Tuesday, June 8, 2010

Jorge González Camarena en el Tec de Monterrey


El Mural de Rectoría del Tecnológico de Monterrey es un alto relieve tallado en piedra y aderezado con mosaico; representa el triunfo diario de la civilización y la cultura sobre las fuerzas oscuras del estancamiento y la apatía. Para ejemplificarlo, Jorge González Camarena eligió la lucha y victoria de Quetzalcóatl sobre Tezcatlipoca.

Cuenta el mito que la deidad suprema, Ometecutli, designó a Quetzalcóatl y a Tezcatlipoca para que crearan a la humanidad. Quetzalcóatl formó a los nuevos mortales amasando su propia sangre con los huesos de los hombres antiguos, y les procuró el maíz para que se alimentaran. Entonces Tezcatlipoca, celoso de su éxito, lo retó a una lucha sin cuartel y lo venció. Derrotado, el dios bueno predijo que regresaría para señorear otra vez sobre la tierra. Es este retorno de Quetzalcóatl, precisamente, triunfador y generador de progreso, el que presenta el mural en su combinación de signos nuevos y viejos, proponiendo una visión actual al tema eterno que evoca.

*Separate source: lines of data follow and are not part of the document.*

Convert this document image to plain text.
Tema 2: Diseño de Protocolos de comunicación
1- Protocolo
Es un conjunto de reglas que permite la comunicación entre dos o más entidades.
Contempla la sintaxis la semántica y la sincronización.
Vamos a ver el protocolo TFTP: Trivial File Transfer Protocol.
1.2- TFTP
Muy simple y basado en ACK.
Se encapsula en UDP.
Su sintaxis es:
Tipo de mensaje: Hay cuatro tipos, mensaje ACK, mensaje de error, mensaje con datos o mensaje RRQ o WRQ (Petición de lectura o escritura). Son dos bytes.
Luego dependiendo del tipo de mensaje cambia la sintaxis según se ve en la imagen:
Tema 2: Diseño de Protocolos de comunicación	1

De un águila con las alas extendidas, recordatorio de nuestro emblema nacional, emergen los perfiles de un hombre y una mujer, generadores de vida. La serpiente emplumada, unión del cielo y la tierra, símbolo de Quetzalcóatl, se desliza por la parte inferior; el cascabel que marca su edad es aquí sección radial de la piedra del sol, el calendario perpetuo del tiempo de los hombres. Formando un frente común con la serpiente, a partir de otras dos metáforas de Quetzalcóatl, el pico del Ehcatl -pájaro que presagia bonanza y fertilidad-, y el pectoral de caracol -invocador de vientos de buena ventura-, surgen tres brazos que golpean con llamas de fuego, destructoras de las tinieblas, la cabeza yaciente de Tezcatlipoca.

Mientras que el trazo del dios malvado reúne en su forma las insignias que lo definen: la noche, el jaguar y la luna, el triunfo final de Quetzalcóatl anunciando un brillante futuro es expresado por Venus, que en su diseño conjuga una estrella, el resplandor del sol que nace y, en una afinidad remota, la espiga y fruto del maíz. A su vez, cobijadas por el águila, tres manos brotan de la estrella matutina, mostrando en su palma las alegorías de la civilización prometida: para la agricultura una planta, para la industria un engranaje y para la cultura un libro y una escuadra.

Por el talento concentrado en sus siete metros de alto por 32.40 de largo, el simbolismo del Mural de Rectoría es hoy tan válido como en el momento de su develación, en 1954.